L’esprit d’audace et de démesure

On pourrait dire que l’humour, comme l’amour — comme la conscience, comme l’être, comme la haute sensibilité ou poésie vécue, comme tout ce qui justifie de l’épithète divin —, ça ne s’analyse pas, ça se pratique.
 
Et qu’il n’est de pratique saine, loyale que dans une transe d’amusement : j’ai nommé la passion et son feu, l’esprit d’audace et de démesure. 

Sus à l’idée toute faite ! Sus au sentiment appris ! 
Au feu, tous ces beaux atours que notre être intime chérit tant ! 
En matière d’intériorité, il n’est de vérité que dans la nudité. Comment mettre à nu ce qui, au sortir de l’enfance, s’entête tant à se vêtir, à rouiller, à s’oxyder ? 

Eh bien, il faut se trouver un décapant. Pas besoin de chercher très loin ! Le décapant est en nous, sous une double forme : conscience et… humour. 

Accomplir un acte de conscience est très, très difficile. Se moquer de soi est aisé.
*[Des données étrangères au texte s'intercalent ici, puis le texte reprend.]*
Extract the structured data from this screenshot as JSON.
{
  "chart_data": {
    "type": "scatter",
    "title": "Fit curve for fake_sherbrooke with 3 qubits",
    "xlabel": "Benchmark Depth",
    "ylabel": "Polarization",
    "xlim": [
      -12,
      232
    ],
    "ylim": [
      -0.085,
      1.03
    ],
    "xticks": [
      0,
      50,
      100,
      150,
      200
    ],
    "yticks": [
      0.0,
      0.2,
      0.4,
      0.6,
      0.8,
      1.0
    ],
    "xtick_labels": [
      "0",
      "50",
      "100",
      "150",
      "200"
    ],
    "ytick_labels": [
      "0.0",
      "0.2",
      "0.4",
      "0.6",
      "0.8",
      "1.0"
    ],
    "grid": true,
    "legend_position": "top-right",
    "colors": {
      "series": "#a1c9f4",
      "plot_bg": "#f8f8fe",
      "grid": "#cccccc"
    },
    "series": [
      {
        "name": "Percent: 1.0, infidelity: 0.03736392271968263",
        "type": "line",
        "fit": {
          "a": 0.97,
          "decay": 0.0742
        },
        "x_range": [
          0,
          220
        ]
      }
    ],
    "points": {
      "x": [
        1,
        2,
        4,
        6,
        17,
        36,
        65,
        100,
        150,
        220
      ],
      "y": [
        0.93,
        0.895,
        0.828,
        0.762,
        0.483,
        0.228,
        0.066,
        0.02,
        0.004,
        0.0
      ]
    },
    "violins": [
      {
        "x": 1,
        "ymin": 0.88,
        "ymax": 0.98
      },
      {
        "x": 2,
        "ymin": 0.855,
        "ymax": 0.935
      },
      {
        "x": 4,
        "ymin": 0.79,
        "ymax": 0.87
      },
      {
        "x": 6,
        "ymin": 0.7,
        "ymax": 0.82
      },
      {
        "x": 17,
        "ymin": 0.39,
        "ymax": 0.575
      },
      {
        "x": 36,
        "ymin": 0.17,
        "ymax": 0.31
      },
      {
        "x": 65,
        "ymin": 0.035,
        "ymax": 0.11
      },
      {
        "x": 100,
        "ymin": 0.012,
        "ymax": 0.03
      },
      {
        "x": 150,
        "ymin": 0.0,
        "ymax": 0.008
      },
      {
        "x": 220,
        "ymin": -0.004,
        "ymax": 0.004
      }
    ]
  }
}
Je ne connais guère que des chercheurs spirituels malchanceux. 
Il est vrai qu’ils avancent vers l’ultime prise de conscience du pas consciencieux et laborieux de nos laboureurs d’autrefois… 

Je leur fais cette suggestion : qu’ils renoncent à cette pesante allu­re, s’accordent une pause dans la lente ascension de leur calvaire, et se mettent à sautiller comme des enfants, EN RIANT D’EUX MÊMES. 

Oh, ça ne marchera pas à tous les coups, mais au moins ils connaîtront une minute, une heure peut-être, de vie vivante, d’ingénui­té — et sait-on jamais, cela pourrait titiller les Dieux… 

Les Dieux aiment à rire, et comme chacun le sait ou devrait le savoir, ce sont eux les passeurs d’âmes, les faiseurs d’éveil, et jamais, au grand jamais, cet ado­rable petit trou du cul d’enfant divin qu’en français, jadis, on nommait Ma Pomme.